Israel’s High Court, on Thursday, denied a petition filed by Palestinian landowners in the Jordan Valley area of the occupied West Bank, demanding that their lands, which are currently being cultivated by illegal Israeli settlers, be returned to them.
Israeli news daily Haaretz reported, according to Ma’an, that the landowners were cultivating land that had been seized by an Israeli military order in the late 1960s, declaring it a “closed military zone.”
During the hearing on Thursday, the court allegedly tried to persuade the Palestinian landowners to accept financial compensation rather than the land. But, when they refused, the court ruled against them.
“‘During the hearings, we tried to bring the parties to an agreement under which the heirs would get financial compensation for the unfavorable situation in which they found themselves. Unfortunately, the arrangement did not help and we cannot attribute this to the respondents,’ meaning the state and settlers,” Haaretz quoted the court as saying.

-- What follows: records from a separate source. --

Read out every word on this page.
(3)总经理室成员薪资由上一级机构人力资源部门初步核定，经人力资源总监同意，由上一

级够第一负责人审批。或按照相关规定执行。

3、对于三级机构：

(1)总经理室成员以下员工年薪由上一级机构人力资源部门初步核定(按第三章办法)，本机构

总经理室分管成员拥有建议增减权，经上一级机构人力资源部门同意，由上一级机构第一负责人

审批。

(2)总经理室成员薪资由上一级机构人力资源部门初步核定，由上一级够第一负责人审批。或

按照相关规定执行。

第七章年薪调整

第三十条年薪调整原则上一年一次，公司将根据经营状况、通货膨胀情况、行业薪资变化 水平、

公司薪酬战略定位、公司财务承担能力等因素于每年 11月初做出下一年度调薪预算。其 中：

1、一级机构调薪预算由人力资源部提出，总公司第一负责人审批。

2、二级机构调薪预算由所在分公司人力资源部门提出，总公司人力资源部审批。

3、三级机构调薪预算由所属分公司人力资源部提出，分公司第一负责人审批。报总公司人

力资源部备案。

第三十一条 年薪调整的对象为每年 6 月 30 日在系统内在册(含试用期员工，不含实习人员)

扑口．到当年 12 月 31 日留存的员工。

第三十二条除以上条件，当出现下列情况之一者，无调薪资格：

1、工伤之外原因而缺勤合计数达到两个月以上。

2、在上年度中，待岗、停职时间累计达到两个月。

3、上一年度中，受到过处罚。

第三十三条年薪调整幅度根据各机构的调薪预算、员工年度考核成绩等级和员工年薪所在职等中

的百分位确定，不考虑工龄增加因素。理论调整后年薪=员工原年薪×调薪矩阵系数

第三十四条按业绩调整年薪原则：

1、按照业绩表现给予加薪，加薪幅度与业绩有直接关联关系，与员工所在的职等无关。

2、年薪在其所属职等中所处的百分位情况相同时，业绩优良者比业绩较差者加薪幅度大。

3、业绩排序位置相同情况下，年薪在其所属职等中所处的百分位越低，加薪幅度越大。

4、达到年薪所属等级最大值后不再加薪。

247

“The justices stressed that ‘there is nothing in this ruling that prevents the petitioners from petitioning for the annulment of the military closure order or to petition against the use of the land by the respondents.’”
According to Haaretz, the lands were given by the state to the World Zionist Organization in the 1980’s,who then allocated the land to illegal settlers residing in the area. The largest area, some 5,000 dunams (1,250 acres), is now a date grove, Haaretz said.
Since the occupation of the West Bank, including East Jerusalem, in 1967, between 500,000 and 600,000 Israelis have moved into Israeli settlements in occupied Palestinian territory, in violation of international law.
Earlier this month, reports emerged on plans announced by the Israeli Minister of Housing to increase settlement construction in the Jordan Valley and double the number of settlers residing the area from 6,000 to 12,000.
Rights groups have said that Israeli closed military zones, also known as a “firing zones,” are used as a pretext to fully annex portions of the occupied West Bank.
Nearly 20 percent of the occupied West Bank has been declared “firing zones” since the 1970s, but according to the UN, some 80 percent of these areas are not, in fact, used for military training. However, when military training does take place, Israeli forces families to leave their homes for hours or days at a time until the drill is over.
The Jordan Valley forms a third of the occupied West Bank, with 88 percent of its land classified as Area C — under full Israeli military control.
Demolitions of Palestinian infrastructure and residences occur frequently in Area C, with the Jordan Valley’s Bedouin and herding communities being particularly vulnerable to such policies.